The situation can impact one’s ability to eat as well, since eating is closely tied to smelling what you choose to savor.

All that can also impact a person emotionally, Shaheen said — even pushing a person toward depression.

“There is a healthy chance that loss of smell induces or at least aggravates anxiety and mood disorders,” she said. “In the long term, it can lead to depression.”

For one thing, scents stimulate emotional memory and impact mood because they release neurochemicals (dopamine, serotonin) in the brain, she explained.

Also, she said, “the olfactory system is present quite close to the brain circuits that process emotions and memory. So, there is an anatomical link also that interlinks depression with scents.”

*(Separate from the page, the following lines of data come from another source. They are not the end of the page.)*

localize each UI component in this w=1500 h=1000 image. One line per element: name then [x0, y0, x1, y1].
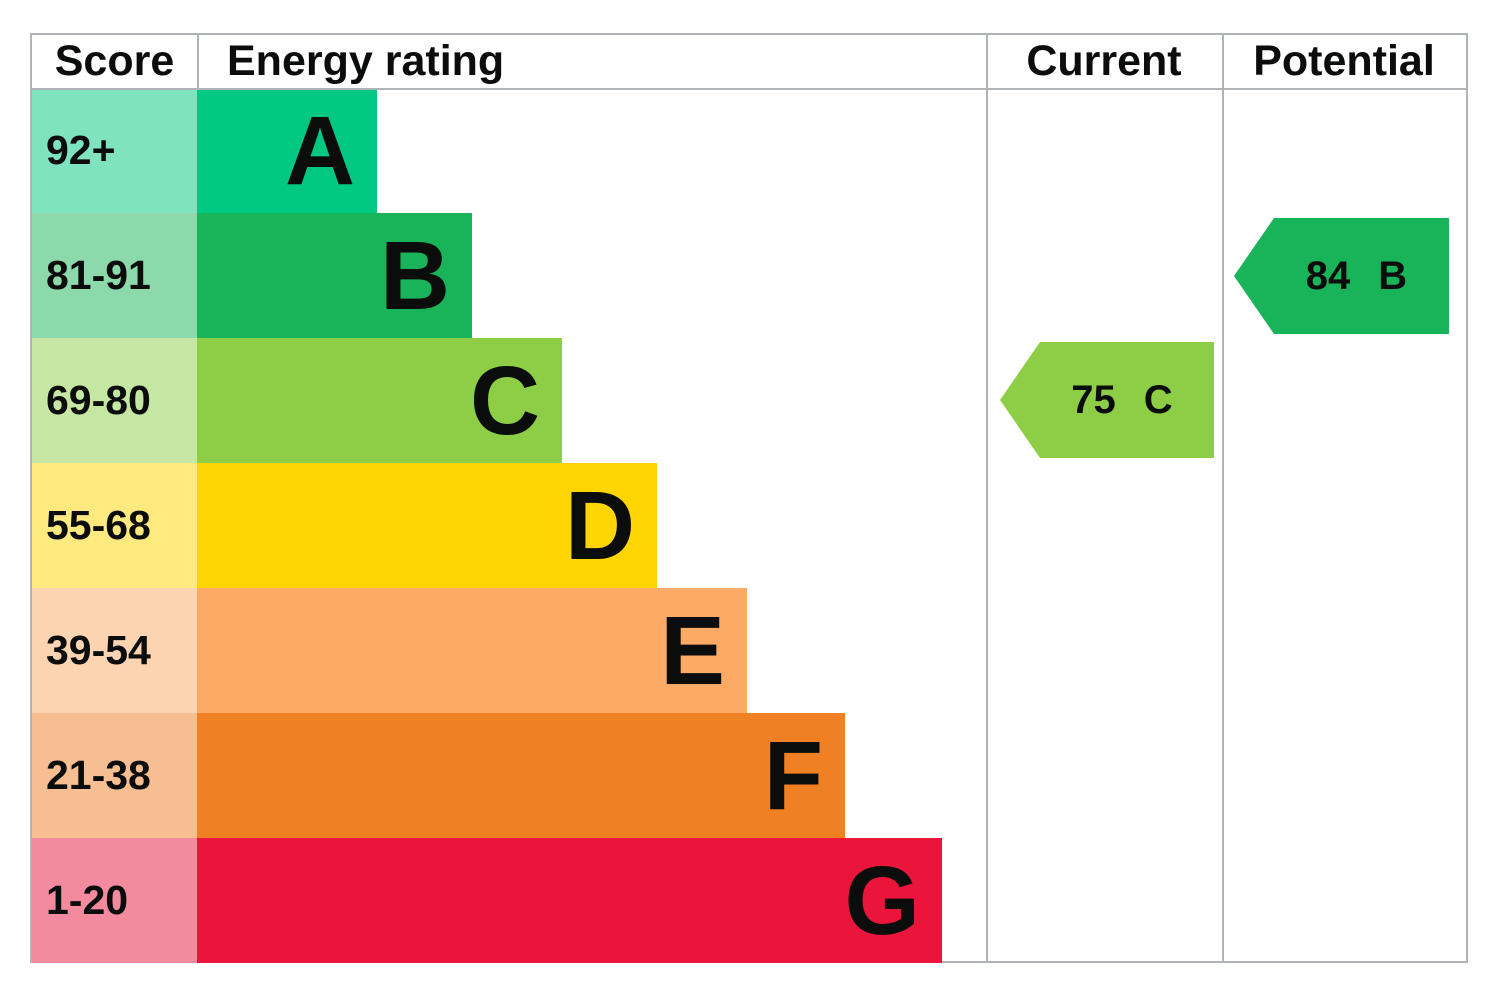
column-divider-potential: [1222, 35, 1224, 961]
current-rating-band: C: [1143, 377, 1173, 422]
band-letter-d: D: [564, 471, 635, 580]
header-underline: [32, 88, 1466, 90]
rating-bar-d: D: [197, 463, 657, 588]
rating-bar-c: C: [197, 338, 562, 463]
band-row-e: 39-54 E: [32, 588, 1466, 713]
epc-rating-table: Score Energy rating Current Potential 92…: [30, 33, 1468, 963]
band-letter-a: A: [284, 96, 355, 205]
score-cell-d: 55-68: [32, 463, 197, 588]
band-letter-b: B: [379, 221, 450, 330]
score-cell-c: 69-80: [32, 338, 197, 463]
score-cell-a: 92+: [32, 88, 197, 213]
score-range-c: 69-80: [46, 377, 151, 423]
potential-rating-value: 84: [1305, 253, 1351, 298]
potential-rating-arrow: 84 B: [1234, 218, 1449, 334]
band-row-a: 92+ A: [32, 88, 1466, 213]
rating-bar-b: B: [197, 213, 472, 338]
potential-rating-band: B: [1378, 253, 1408, 298]
band-row-d: 55-68 D: [32, 463, 1466, 588]
header-score-divider: [197, 35, 199, 88]
current-rating-arrow: 75 C: [1000, 342, 1214, 458]
band-letter-e: E: [660, 596, 725, 705]
header-current-label: Current: [1026, 37, 1182, 85]
rating-bar-a: A: [197, 88, 377, 213]
score-range-f: 21-38: [46, 752, 151, 798]
column-divider-current: [986, 35, 988, 961]
rating-bar-e: E: [197, 588, 747, 713]
rating-bar-f: F: [197, 713, 845, 838]
band-letter-c: C: [469, 346, 540, 455]
header-score-label: Score: [54, 37, 175, 85]
score-cell-f: 21-38: [32, 713, 197, 838]
rating-bar-g: G: [197, 838, 942, 963]
score-range-a: 92+: [46, 127, 116, 173]
current-rating-value: 75: [1071, 377, 1116, 422]
score-range-b: 81-91: [46, 252, 151, 298]
score-range-e: 39-54: [46, 627, 151, 673]
header-energy-rating-label: Energy rating: [227, 37, 505, 85]
header-potential-label: Potential: [1253, 37, 1435, 85]
band-letter-f: F: [763, 721, 823, 830]
band-letter-g: G: [844, 846, 920, 955]
score-range-g: 1-20: [46, 877, 129, 923]
header-row: Score Energy rating Current Potential: [32, 35, 1466, 88]
score-range-d: 55-68: [46, 502, 151, 548]
score-cell-g: 1-20: [32, 838, 197, 963]
band-row-b: 81-91 B: [32, 213, 1466, 338]
score-cell-e: 39-54: [32, 588, 197, 713]
score-cell-b: 81-91: [32, 213, 197, 338]
band-row-f: 21-38 F: [32, 713, 1466, 838]
band-row-g: 1-20 G: [32, 838, 1466, 963]
band-row-c: 69-80 C: [32, 338, 1466, 463]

Alda’s doctor told her that — at least for now — there’s no treatment.

Shaheen said that she’s seen success in a treatment called “smell training,” which has long been used for those who suffer from anosmia after brain injury.

In it, a person exposes themselves to robust scents a few times a day over an extended period of time, waking up the olfactory sense.

A good ear, nose, and throat doctor can help guide a person through that, Shaheen said, adding that she’s steered quite a few people who’ve recovered from COVID-19 toward that treatment.

It may also take patience.

Bauerle has other family members who developed COVID-19 and smell loss as well. But each of them has recovered their ability to smell.

She realizes she may have to wait.

“I really do hope it resolves,” she said. “I cannot cook the way I used to. And not smelling much at all? It’s a very alien feeling. I’m ready for it to resolve.”